Entrepreneurs: The Hidden Costs of Angel Investors

Entrepreneurs should be aware of two costs of taking money from angel investors (there are obvious benefits to consider, too).

Administrative Overhead (Time Sink):  investor relations, for investors of all stripes, takes time by the CEO (but is very important).  So, large numbers of angel investors can be a huge time sink for the CEO of a start-up (the highest number in any of my "Sherpa" companies was 37, and managing them was a nightmare).  Most angels understand that, tied with money, time is the most valuable asset a start-up CEO has, so most angels act appropriately.  But, quite often, inexperienced angels will take up a lot of the CEO's time with requests for calls, information, etc.  For experienced angels, a $25K investment (the "atomic unit" of angel investing) is a small amount, and they realize the CEO doesn't have lots of time for every such angel; for some inexperienced angels (even wealthy ones), however, investing $25K (even into a $400K round) entitles them (they assume) to a lot of attention from the CEO.  It's not universal, but it's also not unusual, for angels to be demanding in inverse relation to the size of their investment.  Where the angel is an inexperienced start-up investor, it's definitely true.

Others have written about the above-referenced point, but it's worth re-emphasizing.  I've seen it be a problem.

Unanimous Shareholder Vote:  A lesser known, more subtle and nefarious, point is that even a small angel investor can cause problems in an M&A transaction because of the growing requirement that the shareholders of the selling company unanimously approve the transaction.  There are a number of reasons for this, but the important thing here is to realize it's a trend.
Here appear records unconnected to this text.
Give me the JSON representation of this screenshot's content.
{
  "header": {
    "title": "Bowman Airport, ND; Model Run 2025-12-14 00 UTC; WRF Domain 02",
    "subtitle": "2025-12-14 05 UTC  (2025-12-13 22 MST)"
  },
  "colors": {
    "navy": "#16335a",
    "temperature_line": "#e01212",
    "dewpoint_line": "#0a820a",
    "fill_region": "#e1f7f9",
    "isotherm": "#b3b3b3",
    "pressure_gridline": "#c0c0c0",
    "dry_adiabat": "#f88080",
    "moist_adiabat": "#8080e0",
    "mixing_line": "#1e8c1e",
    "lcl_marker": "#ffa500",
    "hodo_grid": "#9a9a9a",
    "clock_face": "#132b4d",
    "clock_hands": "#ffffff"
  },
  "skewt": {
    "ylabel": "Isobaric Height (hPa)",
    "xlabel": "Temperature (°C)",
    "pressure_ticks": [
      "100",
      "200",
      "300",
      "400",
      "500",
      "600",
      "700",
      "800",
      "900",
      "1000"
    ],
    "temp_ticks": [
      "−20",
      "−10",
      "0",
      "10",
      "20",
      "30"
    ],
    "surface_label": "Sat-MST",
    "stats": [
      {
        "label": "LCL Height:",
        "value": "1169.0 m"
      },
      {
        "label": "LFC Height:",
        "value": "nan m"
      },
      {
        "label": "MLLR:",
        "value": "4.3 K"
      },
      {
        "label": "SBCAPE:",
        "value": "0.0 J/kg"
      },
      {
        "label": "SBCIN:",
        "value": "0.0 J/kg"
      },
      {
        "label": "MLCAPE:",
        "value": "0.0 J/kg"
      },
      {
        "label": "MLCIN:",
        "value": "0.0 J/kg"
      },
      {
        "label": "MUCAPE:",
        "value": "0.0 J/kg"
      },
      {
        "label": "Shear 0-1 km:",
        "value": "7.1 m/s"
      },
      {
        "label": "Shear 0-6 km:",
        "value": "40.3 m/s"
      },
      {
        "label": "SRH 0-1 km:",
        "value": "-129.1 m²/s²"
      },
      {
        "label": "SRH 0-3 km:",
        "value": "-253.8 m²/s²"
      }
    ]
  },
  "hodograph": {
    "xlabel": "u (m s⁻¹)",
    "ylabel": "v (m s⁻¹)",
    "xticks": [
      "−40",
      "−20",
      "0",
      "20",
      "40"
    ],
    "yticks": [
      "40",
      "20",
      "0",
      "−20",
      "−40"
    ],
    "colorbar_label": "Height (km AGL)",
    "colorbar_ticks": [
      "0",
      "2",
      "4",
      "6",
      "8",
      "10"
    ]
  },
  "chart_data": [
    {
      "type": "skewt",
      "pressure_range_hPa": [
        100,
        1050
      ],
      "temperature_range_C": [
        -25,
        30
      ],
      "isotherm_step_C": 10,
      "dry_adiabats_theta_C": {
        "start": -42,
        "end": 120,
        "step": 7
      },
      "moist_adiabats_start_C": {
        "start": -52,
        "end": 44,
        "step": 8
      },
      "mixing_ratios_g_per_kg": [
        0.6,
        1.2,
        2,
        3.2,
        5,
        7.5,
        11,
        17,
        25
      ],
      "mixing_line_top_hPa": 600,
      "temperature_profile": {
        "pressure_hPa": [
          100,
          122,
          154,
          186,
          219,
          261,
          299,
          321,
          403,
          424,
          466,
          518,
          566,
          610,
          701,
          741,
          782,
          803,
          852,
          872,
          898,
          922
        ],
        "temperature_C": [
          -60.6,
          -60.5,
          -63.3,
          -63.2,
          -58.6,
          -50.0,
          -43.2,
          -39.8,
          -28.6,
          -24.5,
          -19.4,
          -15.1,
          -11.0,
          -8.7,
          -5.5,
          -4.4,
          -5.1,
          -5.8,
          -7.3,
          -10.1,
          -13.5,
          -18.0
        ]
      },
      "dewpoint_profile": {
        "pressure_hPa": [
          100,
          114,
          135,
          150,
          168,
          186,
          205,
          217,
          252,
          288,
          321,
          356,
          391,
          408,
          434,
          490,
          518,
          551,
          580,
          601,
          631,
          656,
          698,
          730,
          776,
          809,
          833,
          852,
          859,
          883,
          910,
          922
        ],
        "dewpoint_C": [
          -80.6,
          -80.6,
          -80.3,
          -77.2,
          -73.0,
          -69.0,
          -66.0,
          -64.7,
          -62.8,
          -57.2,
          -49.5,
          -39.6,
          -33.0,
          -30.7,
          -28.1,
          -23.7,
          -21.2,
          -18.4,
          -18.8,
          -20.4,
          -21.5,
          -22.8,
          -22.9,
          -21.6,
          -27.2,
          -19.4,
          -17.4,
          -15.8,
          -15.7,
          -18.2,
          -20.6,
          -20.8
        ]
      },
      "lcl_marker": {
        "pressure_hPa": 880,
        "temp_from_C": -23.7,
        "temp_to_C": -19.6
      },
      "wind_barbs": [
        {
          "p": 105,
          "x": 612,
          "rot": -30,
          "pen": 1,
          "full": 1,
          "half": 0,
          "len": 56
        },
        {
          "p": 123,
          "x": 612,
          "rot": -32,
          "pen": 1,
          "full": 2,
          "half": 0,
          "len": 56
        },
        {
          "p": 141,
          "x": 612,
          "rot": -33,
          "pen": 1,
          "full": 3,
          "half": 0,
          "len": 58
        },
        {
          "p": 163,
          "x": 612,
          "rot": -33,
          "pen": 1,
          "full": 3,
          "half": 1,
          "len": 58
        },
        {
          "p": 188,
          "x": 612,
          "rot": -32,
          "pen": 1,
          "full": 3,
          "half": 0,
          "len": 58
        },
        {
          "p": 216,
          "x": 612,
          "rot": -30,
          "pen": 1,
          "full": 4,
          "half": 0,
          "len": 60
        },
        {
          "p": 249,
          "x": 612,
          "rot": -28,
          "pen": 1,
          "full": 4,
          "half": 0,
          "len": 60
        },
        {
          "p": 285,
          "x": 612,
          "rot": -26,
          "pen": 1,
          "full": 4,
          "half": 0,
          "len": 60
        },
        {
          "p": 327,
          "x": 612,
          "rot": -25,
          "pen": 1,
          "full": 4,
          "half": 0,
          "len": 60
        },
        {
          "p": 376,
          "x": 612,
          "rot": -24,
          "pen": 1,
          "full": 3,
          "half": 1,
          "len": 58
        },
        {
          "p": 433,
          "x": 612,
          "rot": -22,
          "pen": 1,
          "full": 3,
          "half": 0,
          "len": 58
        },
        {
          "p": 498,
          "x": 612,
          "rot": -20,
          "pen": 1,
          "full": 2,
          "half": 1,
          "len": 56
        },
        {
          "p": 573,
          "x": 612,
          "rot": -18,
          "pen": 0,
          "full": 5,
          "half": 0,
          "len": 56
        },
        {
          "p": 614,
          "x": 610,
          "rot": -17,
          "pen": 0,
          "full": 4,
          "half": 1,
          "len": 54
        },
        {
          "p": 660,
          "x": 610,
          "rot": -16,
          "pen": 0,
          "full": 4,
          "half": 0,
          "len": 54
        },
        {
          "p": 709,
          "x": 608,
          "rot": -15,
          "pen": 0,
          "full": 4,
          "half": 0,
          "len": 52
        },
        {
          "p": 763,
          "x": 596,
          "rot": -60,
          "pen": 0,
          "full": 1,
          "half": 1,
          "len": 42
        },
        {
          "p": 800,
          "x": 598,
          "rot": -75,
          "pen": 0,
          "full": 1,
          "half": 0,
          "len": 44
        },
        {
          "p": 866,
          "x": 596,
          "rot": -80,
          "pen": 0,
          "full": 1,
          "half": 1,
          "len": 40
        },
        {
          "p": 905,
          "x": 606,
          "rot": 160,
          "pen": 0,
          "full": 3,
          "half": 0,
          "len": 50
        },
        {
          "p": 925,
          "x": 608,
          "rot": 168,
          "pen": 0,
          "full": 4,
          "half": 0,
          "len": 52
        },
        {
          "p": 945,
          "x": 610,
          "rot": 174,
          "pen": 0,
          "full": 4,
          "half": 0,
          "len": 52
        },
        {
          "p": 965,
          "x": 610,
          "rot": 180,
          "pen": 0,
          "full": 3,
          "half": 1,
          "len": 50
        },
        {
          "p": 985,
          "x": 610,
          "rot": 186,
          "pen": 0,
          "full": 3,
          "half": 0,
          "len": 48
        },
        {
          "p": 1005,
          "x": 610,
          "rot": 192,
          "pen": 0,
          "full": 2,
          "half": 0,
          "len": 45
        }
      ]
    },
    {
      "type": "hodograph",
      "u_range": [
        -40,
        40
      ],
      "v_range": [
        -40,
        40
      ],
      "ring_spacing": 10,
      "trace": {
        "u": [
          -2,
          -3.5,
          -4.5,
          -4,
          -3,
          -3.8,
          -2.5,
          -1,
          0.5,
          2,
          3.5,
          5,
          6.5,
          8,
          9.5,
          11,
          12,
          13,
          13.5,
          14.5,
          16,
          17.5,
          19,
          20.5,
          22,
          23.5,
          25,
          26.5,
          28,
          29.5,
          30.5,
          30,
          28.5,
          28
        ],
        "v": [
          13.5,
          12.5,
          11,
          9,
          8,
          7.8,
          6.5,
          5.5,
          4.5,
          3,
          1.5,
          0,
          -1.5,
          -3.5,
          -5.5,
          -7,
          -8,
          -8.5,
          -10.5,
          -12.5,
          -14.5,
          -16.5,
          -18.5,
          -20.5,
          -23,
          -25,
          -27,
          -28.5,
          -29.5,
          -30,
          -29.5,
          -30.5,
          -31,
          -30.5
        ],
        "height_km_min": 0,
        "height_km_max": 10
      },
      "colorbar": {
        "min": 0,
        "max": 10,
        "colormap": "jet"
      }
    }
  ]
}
This is a problem when either of two things happen: 

(1)  Unavailability:  It's important to remember that most angels do their investing as a hobby, or other form of sidelight.  This has several consequences, two of which are important to this topic: (a) they often are unavailable when their signature is needed on a document, and (a) they don't have "offices/assistants" who can run down a signature when needed.

When the angel is unavailable (my personal Sherpa deal nightmares were angels who were unavailable to sign because they were (a)  trekking in Nepal for a month, and (b) sailing among the Galapagos Islands).  Thus, even people of good intent can cause harm by not being available — important to remember that most "angels" aren't sitting around waiting for you to call.
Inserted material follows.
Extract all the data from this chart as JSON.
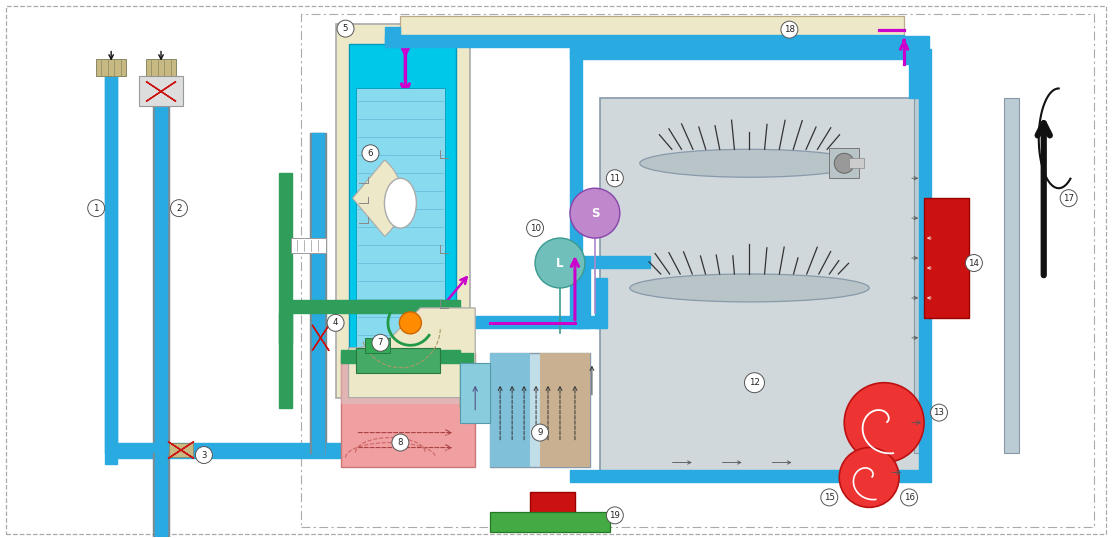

This is bad enough, but it can get worse.

(2) Extortion:  I have also encountered the situation where a small angel investor attempts to extort something extra out of the deal as  a condition to tendering his signature.  The unanimous shareholder vote requirement can give bad people leverage (one wouldn't think this, given it's a small town, but human greed is infinitely deep and many angels who not "in the community" don't consider their reputation).

Start-ups can't always raise money in an optimal way, of course, but, whenever you have choices, it's important to realize that angel investors, particularly in large numbers can impose considerable costs on your company in unexpected ways.  You don't want a single angel (recipe for disaster), but you also don't want 37.  Been there, done that.  A word to the wise is sufficient.